After that, interest in the topic became concrete. GEO, or Generative Engine Optimization, is an attempt to adapt SEO logic to the era of chat assistants, when a user increasingly gets not a list of links, but a ready answer. For brands, this changes the task: it's not just about ranking in search results, but about appearing in the formulations, recommendations, comparisons and collections that models generate in dialogue.

At first, the author approached the idea as an engineer, not a theorist: he conducted a local technical audit of the frontend, observed how scenarios for interaction with AI models work, and in the evenings began building his own product. By that time, he had long followed the development of generative models, used ChatGPT from its first prominent launches, and from March 2025, according to him, became a daily user of Claude. So betting on Claude Code felt natural: the tool allowed for faster hypothesis testing, interface assembly, and moving forward without a team of several developers.

By December 2025, the side project had become his main occupation. The author left his job by mutual agreement and transitioned to full-time platform development. Its mission is formulated quite directly: to give business a tool that will take on the work of brand visibility in AI networks.

From this need arose the term GEO itself as a separate applied discipline. If companies previously measured traffic, positions and CTR, now they have to look at a new layer of metrics: does the model mention the brand in response to a user query, in what context does it do so, who does it show nearby, and what sources does it use when formulating the response.

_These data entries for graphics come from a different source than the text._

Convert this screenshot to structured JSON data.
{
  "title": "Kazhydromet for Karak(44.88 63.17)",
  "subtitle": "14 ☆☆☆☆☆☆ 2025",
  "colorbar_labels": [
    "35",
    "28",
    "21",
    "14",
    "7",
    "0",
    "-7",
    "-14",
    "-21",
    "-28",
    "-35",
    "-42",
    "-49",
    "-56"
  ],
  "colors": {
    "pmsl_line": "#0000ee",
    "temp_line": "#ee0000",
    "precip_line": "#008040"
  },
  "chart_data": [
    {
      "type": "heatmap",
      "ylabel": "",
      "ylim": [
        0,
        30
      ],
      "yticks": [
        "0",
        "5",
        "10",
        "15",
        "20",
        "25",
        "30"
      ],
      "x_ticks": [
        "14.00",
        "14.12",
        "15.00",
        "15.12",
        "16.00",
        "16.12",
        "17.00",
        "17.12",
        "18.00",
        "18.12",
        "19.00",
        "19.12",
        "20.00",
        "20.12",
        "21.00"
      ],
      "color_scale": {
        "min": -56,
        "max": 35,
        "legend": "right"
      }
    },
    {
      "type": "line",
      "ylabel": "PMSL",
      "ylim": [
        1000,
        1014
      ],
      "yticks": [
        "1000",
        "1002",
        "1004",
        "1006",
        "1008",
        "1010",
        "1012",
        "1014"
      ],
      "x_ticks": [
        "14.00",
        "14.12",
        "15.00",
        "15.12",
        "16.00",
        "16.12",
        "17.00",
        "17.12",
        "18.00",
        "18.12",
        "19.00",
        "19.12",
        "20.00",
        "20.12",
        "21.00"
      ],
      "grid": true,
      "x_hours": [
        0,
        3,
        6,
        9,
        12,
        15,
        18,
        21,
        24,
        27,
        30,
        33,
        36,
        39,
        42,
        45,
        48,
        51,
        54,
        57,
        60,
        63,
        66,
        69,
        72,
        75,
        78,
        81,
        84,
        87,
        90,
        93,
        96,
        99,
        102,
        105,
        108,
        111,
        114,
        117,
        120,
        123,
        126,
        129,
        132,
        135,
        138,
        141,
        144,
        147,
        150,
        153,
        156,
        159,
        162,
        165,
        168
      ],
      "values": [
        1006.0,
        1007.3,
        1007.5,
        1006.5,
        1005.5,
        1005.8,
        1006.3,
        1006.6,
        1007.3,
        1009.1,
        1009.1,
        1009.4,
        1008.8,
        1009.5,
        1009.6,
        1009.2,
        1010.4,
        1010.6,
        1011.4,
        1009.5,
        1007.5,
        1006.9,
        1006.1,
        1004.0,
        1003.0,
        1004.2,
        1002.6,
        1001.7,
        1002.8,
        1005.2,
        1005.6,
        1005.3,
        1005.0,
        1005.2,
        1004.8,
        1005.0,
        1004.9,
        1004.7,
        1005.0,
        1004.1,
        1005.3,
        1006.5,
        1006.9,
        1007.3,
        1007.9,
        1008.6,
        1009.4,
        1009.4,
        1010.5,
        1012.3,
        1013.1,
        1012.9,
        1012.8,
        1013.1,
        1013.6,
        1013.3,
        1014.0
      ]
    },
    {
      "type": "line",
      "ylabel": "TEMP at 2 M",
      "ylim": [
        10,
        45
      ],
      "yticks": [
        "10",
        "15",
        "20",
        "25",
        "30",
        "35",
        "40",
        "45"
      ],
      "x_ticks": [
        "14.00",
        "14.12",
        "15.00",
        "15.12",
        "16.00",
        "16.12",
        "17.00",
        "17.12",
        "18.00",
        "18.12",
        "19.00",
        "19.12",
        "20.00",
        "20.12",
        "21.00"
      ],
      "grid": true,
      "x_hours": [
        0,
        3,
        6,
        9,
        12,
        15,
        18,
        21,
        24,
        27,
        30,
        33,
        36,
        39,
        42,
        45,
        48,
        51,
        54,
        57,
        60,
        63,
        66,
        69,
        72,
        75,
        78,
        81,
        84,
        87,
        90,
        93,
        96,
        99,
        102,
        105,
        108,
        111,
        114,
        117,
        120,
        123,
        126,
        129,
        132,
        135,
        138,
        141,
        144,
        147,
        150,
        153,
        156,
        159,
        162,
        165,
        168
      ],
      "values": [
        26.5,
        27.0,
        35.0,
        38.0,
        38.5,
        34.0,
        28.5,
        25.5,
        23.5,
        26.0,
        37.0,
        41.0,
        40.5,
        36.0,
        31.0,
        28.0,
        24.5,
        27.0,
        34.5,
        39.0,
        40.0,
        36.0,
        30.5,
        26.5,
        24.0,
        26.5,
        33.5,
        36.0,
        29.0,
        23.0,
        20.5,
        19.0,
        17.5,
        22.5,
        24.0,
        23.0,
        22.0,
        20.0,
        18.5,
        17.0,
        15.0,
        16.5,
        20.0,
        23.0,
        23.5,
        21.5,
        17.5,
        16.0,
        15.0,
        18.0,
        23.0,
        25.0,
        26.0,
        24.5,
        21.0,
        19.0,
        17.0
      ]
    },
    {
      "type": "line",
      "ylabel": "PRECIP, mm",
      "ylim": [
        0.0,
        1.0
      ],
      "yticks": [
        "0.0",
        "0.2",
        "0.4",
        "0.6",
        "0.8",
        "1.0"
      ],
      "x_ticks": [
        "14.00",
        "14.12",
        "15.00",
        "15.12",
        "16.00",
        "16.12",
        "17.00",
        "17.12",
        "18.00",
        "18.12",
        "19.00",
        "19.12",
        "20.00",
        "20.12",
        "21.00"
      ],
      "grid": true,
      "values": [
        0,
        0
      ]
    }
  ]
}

In fact, this is about transitioning from traditional web analytics to response analytics, where what matters is not just clicks, but meaning, formulations and the brand's place within AI dialogue.

From the article title, it follows that the platform works with nine AI models at once. This is an important nuance because the market stopped being a story about one leader long ago. Different models answer the same questions differently, rely on different web sources, and can give businesses completely unequal visibility.

For companies, this means that one optimization for AI is not enough: you need to compare responses between systems, track divergences, and understand where your brand has already established itself in recommendations and where competitors have taken its place. If one model confidently recommends a competitor while another doesn't mention your brand at all, this is no longer an abstract metric but a direct signal for marketing and content. In this context, the product solves not an academic but a very practical task of reputation monitoring, presence, and digital discoverability.

The main takeaway from this story is that GEO is gradually becoming a separate market, and the barrier to entry for creating B2B tools has noticeably lowered. One developer armed with a clear problem and a strong AI assistant can not just make a prototype, but build a specialized platform for a new user behavior model. For business, this is a signal that the fight for attention is shifting from classic search to AI interfaces.

For developers, it's a reminder that Claude Code and similar tools are becoming not a decoration to the process, but a real lever for launching products solo.